A real element of Socratic teaching, which is more prominent
in the Republic than in any of the other Dialogues of Plato,
is the use of example and illustration ('taphorhtika auto
prhospherhontez'): "Let us apply the test of common instances."
"You," says Adeimantus, ironically, in the sixth book, "are so
unaccustomed to speak in images." And this use of examples or images,
though truly Socratic in origin, is enlarged by the genius of Plato
into the form of an allegory or parable, which embodies in the concrete
what has been already described, or is about to be described,
in the abstract. Thus the figure of the cave in Book VII
is a recapitulation of the divisions of knowledge in Book VI.
The composite animal in Book IX is an allegory of the parts of the soul.
The noble captain and the ship and the true pilot in Book VI are a
figure of the relation of the people to the philosophers in the State
which has been described. Other figures, such as the dog in
the second, third, and fourth books, or the marriage of the portionless
maiden in the sixth book, or the drones and wasps in the eighth
and ninth books, also form links of connection in long passages,
or are used to recall previous discussions.

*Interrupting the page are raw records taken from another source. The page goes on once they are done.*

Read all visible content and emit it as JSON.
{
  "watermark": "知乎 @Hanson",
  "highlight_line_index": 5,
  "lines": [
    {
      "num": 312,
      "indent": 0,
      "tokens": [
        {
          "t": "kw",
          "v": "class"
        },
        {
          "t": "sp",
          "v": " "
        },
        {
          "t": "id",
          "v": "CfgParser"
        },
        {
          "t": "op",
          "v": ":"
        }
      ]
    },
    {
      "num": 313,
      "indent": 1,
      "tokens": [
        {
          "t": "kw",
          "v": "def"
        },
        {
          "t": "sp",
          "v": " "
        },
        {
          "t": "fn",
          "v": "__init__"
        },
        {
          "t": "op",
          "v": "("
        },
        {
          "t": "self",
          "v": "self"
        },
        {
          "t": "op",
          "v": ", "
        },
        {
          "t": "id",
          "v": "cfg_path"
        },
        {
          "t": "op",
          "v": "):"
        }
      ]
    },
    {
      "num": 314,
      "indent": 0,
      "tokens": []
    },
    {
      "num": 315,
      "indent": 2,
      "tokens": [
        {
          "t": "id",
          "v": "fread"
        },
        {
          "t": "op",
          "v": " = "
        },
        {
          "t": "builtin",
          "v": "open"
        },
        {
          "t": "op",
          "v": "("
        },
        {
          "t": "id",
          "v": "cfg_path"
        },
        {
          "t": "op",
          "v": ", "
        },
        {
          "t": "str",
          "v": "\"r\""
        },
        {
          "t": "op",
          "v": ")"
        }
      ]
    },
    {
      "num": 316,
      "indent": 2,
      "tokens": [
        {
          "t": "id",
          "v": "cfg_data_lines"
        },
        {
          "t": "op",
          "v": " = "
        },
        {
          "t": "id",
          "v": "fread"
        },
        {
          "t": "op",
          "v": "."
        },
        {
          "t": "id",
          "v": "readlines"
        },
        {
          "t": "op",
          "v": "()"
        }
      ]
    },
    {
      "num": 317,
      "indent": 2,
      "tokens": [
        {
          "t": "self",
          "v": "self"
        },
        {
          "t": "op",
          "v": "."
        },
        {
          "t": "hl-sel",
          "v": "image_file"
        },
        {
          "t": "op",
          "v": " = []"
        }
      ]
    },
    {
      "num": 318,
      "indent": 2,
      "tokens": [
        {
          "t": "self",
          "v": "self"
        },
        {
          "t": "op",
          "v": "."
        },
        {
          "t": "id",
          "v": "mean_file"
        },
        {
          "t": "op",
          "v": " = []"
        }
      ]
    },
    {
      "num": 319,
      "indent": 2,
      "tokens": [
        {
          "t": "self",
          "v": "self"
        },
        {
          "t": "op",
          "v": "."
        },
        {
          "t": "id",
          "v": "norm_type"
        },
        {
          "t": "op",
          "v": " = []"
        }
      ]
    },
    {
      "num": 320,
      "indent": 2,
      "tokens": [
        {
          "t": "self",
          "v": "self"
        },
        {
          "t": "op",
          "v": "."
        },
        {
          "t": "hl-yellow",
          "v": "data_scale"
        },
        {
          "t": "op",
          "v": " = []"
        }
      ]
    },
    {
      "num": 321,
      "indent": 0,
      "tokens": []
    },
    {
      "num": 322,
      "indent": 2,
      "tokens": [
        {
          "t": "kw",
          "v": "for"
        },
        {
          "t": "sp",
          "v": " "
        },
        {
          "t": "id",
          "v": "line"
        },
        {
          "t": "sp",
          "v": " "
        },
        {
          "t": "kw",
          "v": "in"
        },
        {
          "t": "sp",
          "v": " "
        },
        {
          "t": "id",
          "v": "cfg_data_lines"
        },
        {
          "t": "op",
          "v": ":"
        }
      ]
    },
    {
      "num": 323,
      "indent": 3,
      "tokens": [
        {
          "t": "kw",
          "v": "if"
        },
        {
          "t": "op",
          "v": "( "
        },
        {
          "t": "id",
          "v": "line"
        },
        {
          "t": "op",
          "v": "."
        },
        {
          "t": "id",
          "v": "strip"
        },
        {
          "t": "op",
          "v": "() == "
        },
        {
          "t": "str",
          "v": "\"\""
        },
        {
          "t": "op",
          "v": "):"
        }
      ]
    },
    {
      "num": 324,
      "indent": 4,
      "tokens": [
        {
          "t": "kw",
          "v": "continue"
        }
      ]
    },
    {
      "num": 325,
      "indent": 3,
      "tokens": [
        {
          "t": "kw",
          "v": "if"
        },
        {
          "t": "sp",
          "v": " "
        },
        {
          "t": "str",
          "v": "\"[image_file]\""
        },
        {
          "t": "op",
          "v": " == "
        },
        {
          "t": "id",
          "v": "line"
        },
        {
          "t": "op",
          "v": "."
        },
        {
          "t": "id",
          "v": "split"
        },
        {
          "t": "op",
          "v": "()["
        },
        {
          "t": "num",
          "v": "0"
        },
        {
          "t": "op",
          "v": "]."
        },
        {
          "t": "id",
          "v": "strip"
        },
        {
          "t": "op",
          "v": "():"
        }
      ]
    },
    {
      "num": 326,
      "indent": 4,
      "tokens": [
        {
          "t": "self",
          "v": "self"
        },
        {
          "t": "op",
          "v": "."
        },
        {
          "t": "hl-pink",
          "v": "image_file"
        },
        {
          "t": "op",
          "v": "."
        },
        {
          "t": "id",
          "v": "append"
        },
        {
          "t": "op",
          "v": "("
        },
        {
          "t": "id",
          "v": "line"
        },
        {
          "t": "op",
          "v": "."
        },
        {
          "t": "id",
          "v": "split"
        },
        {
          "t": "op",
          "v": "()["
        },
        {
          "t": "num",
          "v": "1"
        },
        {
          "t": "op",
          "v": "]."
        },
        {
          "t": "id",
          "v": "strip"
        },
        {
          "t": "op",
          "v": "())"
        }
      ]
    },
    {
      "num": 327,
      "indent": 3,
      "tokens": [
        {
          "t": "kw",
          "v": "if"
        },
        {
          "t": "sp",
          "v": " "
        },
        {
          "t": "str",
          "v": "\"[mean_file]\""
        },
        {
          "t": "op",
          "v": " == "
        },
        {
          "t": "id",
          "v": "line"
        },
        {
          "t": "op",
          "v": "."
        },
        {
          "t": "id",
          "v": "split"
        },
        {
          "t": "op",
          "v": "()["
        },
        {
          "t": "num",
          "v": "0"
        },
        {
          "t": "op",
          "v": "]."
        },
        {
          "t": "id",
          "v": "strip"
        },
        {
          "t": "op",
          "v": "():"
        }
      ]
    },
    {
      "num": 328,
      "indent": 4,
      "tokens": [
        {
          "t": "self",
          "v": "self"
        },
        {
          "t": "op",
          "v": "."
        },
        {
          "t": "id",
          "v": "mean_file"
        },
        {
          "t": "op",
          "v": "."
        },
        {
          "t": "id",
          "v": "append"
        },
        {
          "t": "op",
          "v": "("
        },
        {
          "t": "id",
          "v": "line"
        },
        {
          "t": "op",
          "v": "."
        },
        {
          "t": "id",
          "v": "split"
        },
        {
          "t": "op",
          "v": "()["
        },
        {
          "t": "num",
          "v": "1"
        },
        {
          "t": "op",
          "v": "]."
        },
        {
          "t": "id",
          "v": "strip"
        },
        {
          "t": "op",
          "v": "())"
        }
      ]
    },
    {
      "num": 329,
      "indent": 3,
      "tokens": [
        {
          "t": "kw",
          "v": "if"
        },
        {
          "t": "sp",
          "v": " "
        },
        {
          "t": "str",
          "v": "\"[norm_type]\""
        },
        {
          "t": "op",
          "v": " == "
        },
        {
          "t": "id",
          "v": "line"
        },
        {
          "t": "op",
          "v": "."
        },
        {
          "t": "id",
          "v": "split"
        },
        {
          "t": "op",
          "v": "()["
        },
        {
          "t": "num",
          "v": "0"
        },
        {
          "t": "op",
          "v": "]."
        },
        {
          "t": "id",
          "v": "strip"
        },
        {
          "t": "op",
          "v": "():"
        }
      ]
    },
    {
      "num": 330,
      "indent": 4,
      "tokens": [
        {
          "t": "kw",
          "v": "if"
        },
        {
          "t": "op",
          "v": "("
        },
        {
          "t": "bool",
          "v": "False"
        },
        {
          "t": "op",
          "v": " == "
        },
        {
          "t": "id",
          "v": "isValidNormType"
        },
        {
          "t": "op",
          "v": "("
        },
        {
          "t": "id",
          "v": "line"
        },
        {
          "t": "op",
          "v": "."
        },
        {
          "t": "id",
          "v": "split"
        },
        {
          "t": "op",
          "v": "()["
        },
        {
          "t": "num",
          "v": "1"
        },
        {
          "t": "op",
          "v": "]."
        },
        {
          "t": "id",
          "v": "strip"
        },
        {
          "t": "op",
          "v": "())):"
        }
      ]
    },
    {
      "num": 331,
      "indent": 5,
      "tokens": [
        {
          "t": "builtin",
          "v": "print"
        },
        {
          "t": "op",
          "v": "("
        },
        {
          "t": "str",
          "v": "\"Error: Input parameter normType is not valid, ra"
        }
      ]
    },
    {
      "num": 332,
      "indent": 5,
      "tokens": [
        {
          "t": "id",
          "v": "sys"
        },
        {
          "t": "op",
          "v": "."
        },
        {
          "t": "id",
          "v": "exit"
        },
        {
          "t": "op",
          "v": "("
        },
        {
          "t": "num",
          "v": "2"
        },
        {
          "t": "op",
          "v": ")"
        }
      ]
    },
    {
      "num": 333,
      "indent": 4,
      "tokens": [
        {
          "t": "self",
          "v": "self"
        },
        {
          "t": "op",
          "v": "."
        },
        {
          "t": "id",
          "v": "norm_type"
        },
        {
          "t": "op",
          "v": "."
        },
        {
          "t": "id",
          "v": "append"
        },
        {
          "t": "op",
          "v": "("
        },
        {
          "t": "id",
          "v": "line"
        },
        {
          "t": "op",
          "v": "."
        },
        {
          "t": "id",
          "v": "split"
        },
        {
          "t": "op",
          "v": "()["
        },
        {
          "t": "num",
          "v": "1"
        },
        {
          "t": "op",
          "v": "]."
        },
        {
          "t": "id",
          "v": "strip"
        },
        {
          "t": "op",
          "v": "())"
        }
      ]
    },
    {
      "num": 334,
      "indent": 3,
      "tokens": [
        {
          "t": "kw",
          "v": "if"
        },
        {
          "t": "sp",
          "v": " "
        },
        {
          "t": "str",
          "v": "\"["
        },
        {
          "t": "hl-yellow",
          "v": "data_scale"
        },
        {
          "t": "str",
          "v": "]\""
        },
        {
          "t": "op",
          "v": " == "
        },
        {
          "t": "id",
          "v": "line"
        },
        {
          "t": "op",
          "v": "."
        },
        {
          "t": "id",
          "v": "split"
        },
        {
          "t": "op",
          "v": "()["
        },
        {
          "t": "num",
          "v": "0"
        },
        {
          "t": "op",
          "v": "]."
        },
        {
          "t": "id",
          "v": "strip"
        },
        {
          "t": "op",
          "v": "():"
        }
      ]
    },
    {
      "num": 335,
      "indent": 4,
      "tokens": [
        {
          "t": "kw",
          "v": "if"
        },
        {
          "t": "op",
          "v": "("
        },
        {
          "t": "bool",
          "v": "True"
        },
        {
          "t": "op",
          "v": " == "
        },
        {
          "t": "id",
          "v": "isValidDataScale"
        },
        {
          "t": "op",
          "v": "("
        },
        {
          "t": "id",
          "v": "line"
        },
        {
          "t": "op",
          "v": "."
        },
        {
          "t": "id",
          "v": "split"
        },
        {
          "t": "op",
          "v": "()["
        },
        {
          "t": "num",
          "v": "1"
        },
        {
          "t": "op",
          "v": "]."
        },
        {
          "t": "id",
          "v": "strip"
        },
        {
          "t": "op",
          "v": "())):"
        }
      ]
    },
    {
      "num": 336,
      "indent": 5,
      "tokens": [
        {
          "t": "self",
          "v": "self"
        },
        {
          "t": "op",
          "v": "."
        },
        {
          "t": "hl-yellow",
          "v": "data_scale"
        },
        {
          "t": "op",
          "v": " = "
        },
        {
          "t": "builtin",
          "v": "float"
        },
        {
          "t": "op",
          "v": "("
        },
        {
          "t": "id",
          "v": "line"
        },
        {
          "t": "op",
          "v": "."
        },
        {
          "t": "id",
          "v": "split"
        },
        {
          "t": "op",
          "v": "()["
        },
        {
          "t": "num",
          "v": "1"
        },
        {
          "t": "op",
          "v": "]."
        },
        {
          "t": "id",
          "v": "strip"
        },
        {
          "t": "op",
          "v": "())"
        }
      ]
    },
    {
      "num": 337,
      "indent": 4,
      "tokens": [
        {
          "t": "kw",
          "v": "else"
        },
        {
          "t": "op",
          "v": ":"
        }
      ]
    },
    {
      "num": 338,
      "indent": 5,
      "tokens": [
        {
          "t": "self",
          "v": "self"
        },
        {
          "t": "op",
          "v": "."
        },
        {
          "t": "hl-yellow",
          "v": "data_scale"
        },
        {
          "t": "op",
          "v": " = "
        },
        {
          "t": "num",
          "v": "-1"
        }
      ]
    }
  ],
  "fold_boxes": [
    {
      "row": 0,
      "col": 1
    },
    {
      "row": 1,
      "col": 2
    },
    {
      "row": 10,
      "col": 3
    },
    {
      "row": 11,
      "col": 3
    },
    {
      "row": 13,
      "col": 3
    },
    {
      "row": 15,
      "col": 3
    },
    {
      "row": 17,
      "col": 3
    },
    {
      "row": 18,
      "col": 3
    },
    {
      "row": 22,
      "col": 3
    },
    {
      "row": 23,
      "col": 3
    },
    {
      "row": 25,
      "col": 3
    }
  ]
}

Plato is most true to the character of his master when he describes
him as "not of this world." And with this representation of him
the ideal State and the other paradoxes of the Republic are quite
in accordance, though they can not be shown to have been speculations
of Socrates. To him, as to other great teachers both philosophical
and religious, when they looked upward, the world seemed to be
the embodiment of error and evil. The common sense of mankind has
revolted against this view, or has only partially admitted it.
And even in Socrates himself the sterner judgment of the multitude
at times passes into a sort of ironical pity or love. Men in general
are incapable of philosophy, and are therefore at enmity with
the philosopher; but their misunderstanding of him is unavoidable:
for they have never seen him as he truly is in his own image;
they are only acquainted with artificial systems possessing no
native force of truth--words which admit of many applications.
Their leaders have nothing to measure with, and are therefore ignorant
of their own stature. But they are to be pitied or laughed at,
not to be quarrelled with; they mean well with their nostrums,
if they could only learn that they are cutting off a Hydra's head.
This moderation towards those who are in error is one of
the most characteristic features of Socrates in the Republic.
In all the different representations of Socrates, whether of Xenophon
or Plato, and the differences of the earlier or later Dialogues,
he always retains the character of the unwearied and disinterested
seeker after truth, without which he would have ceased to
be Socrates.

Leaving the characters we may now analyze the contents of the Republic,
and then proceed to consider (1) The general aspects of this Hellenic
ideal of the State, (2) The modern lights in which the thoughts
of Plato may be read.



I WENT down yesterday to the Piraeus with Glaucon the son of Ariston,
that I might offer up my prayers to the goddess; and also because I
wanted to see in what manner they would celebrate the festival,
which was a new thing. I was delighted with the procession
of the inhabitants; but that of the Thracians was equally,
if not more, beautiful. When we had finished our prayers and
viewed the spectacle, we turned in the direction of the city;
and at that instant Polemarchus the son of Cephalus chanced
to catch sight of us from a distance as we were starting on our
way home, and told his servant to run and bid us wait for him.
The servant took hold of me by the cloak behind, and said:
Polemarchus desires you to wait.

I turned round, and asked him where his master was.

There he is, said the youth, coming after you, if you will only wait.

Certainly we will, said Glaucon; and in a few minutes Polemarchus appeared,
and with him Adeimantus, Glaucon's brother, Niceratus the son
of Nicias, and several others who had been at the procession.


Polemarchus said to me: I perceive, Socrates, that you and our
companion are already on your way to the city.

You are not far wrong, I said.

But do you see, he rejoined, how many we are?

Of course.

And are you stronger than all these? for if not, you will have
to remain where you are.

May there not be the alternative, I said, that we may persuade you
to let us go?

But can you persuade us, if we refuse to listen to you? he said.

Certainly not, replied Glaucon.

Then we are not going to listen; of that you may be assured.

Adeimantus added: Has no one told you of the torch-race on horseback
in honour of the goddess which will take place in the evening?

With horses! I replied: That is a novelty. Will horsemen carry
torches and pass them one to another during the race?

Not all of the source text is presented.